Investors love to worry, and who could blame them these days? Intensified volatility continues to harass even some of the more astute market players. Investors are afflicted in these uncertain times with a common malady: Obsessive impatience. The question always boils down to what to do -- now. Good things must happen fast: global economic recovery, employment rebound and a soaring Dow.
"Too much is expected too soon in terms of the economy," notes George Brooks in his Brooksie's Daily Stock Market blog. Just 18 months ago, the economy and markets were on the brink of collapse. "A slow recovery is the most that could be expected," he argues. As for jobs, Brooks asks what CEO is going to hire even one person if he doesn't need any workers? Indeed, companies flush with hard cash continue to refuse to do any hiring. They prefer to stay liquid and continue posting high margins and huge profits. Self-preservation or sheer selfishness?
The view would look surprisingly brighter if investors would reset their focus. Instead of embracing what the voices of doom are proclaiming -- a double-dip recession and the demise of stocks -- check on how equity prices continue to edge higher in spite of all the seemingly bad news. Accentuate the pluses, such as the steadily rising, higher-than- expected corporate profits, without which a recovery can't materialize.
Two Sides of the Equation
Sure, the news last week was hardly comforting. July's unemployment is still unyielding at 9.5%, as corporate hiring remains anemic. The intractable high level of joblessness has been the bane of the market, with investors equating it with a blockage to any economic recovery. And some doomsayers insist that the housing slump is another albatross weighing down any chance of a turnaround.
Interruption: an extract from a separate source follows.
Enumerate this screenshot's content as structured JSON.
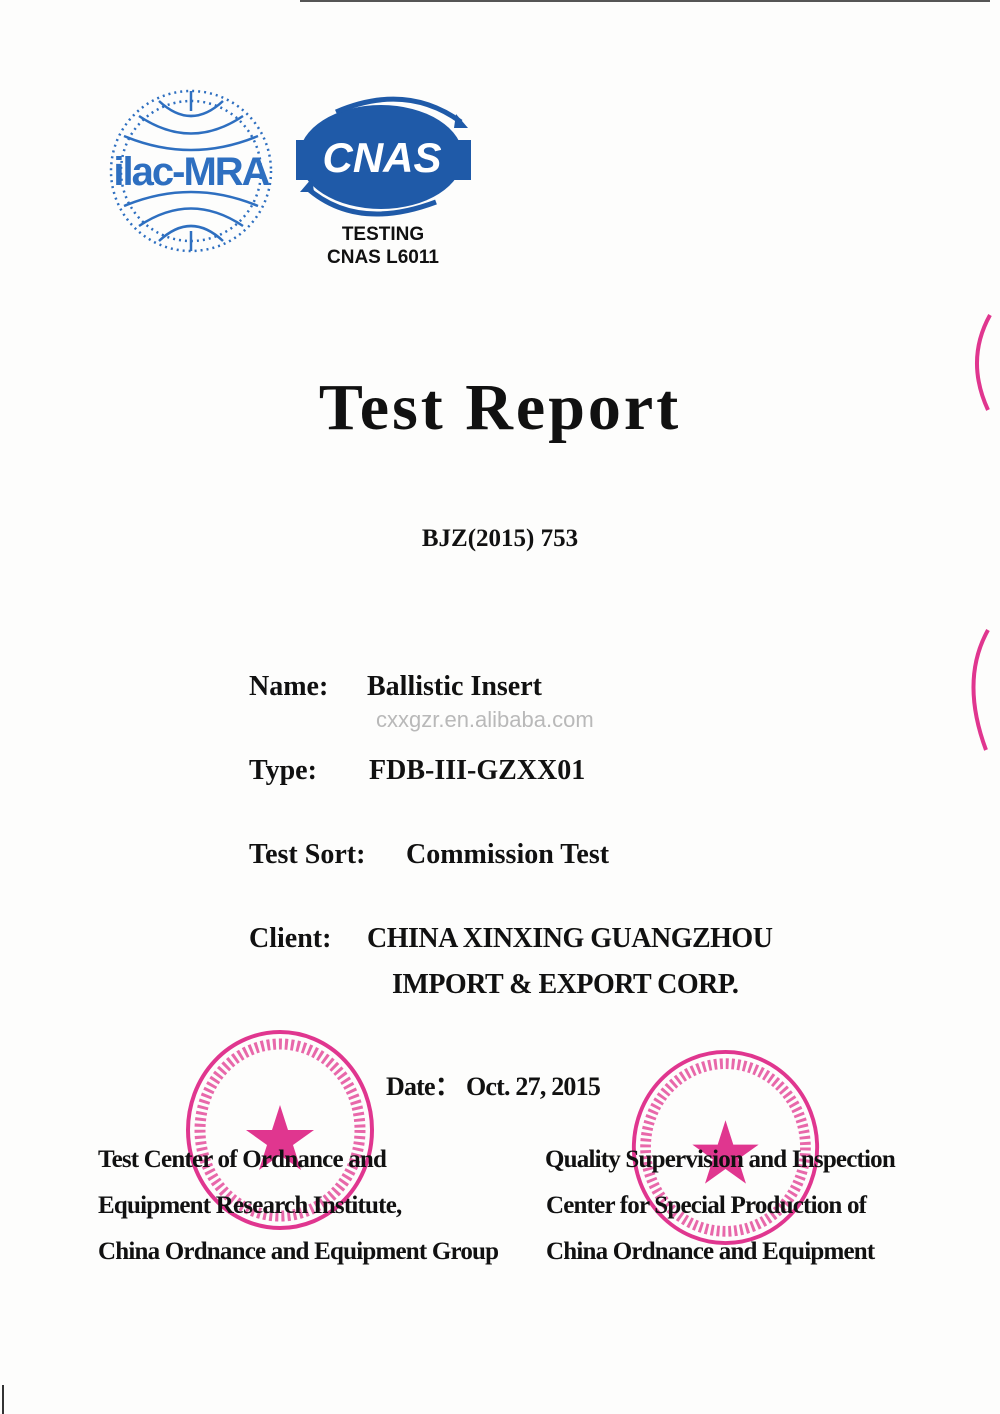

Look at the other side of the equation, however. Despite the fearsome headlines, the Dow Jones industrial average last week advanced 1.8%, to 10,653.46, the Standard & Poor's 500-stock index also gained 1.8%, to 1,121.64, and the Nasdaq rose.1.5%, to 2,288.47. To put these numbers in perspective, note that in the past 12 months the Dow climbed 13.7%, the S&P 500 rose 11% and the Nasdaq composite gained 14.41%.
A big factor is the bright picture in Corporate America, believe it or not. Some 76% of companies that have reported second-quarter results so far showed positive earnings surprises, and 62% reported upside revenue surprises. Second-quarter profits reported by 413 companies so far advanced 28.8% year over year, and revenues rose 9.7%, better than the 8.8% that analysts expected, according to Yardeni Research. This marks the S&P's sixth straight quarter of positive earnings surprises following six negative quarters in a row through the fourth quarter of 2008, notes Yardeni.
Trading Volume Will Return
The continued upticks in the stock indexes were achieved despite what many observers described as a market where investors, particularly retail or individual investors, were "on strike," as reflected by the low daily trading volume. But the pivotal point is that the averages are up nonetheless.
Once investors get their bearings right, when the job numbers improve and housing sales and starts rise again, they'll rush for the buy button, and the volume that everybody is wishing for will come bouncing back. Individual investors are usually late for the party because they aren't equipped with the tools that the big guys -- primarily the institutional investors and high-tech, computer-driven traders -- employ.
So, is the market's trek to higher ground sustainable? Call it your usual summer rally, or the effect of the old Wall Street market dictum -- the market "climbs a wall of worry." Investors have lots of worries to surmount. But invariably, whenever market indexes appear to be plunging to their lowest depths (as they did during the financial crisis), intrepid investors come out and scoop up stocks. They are not just plain contrarians. They're the gutsy but disciplined long-term investors who look way beyond the negativity of the daily headlines.
"Intense Mood Swings"
Indeed, the market will continue to confound investors who tend to concentrate on those dreary headlines. "The stock market has been exhibiting bipolar symptoms in recent months with intense mood swings from mania to depression and back," observes Ed Yardeni, president and chief investment strategist of Yardeni Research. All the market's commotion has generated lots of swings between bullish and bearish emotions, "leaving most investors exhausted," he notes.
Unfortunately, investors as well as market analysts and the news media have been focusing on the week-to-week -- if not day-to-day -- economic reports and have yet to look further out. "If investors who have been buying, if modestly, are on the money, expect the next leg of the bull market that started in March 2009 to get under way," says George Brooks.
Nonetheless, headwinds will continue to challenge the stock market, and investors will need to stay focused on the important improvements in the economy, including a vigorous recovery of the once-moribund auto industry and the quick return to profitability of the once desperate-for-a-bailout banking industry. And even the housing sector is showing signs of an upturn, as seen in the stirrings of some housing leaders' share prices, which hit lows in July but are rise, such as Toll Brothers (TOL) and D.H. Horton (DHI).
Investors should take a stand at this point about acting on the developing improvement in various sectors of the economy and avoid being distracted by short-term problems that government policymakers are now addressing. To those still unconvinced, Warren Buffett himself has expressed optimism about the path of the economic recovery. So don't get so fixated on the headlines that you get stuck on the sidelines when the recovery regains its legs.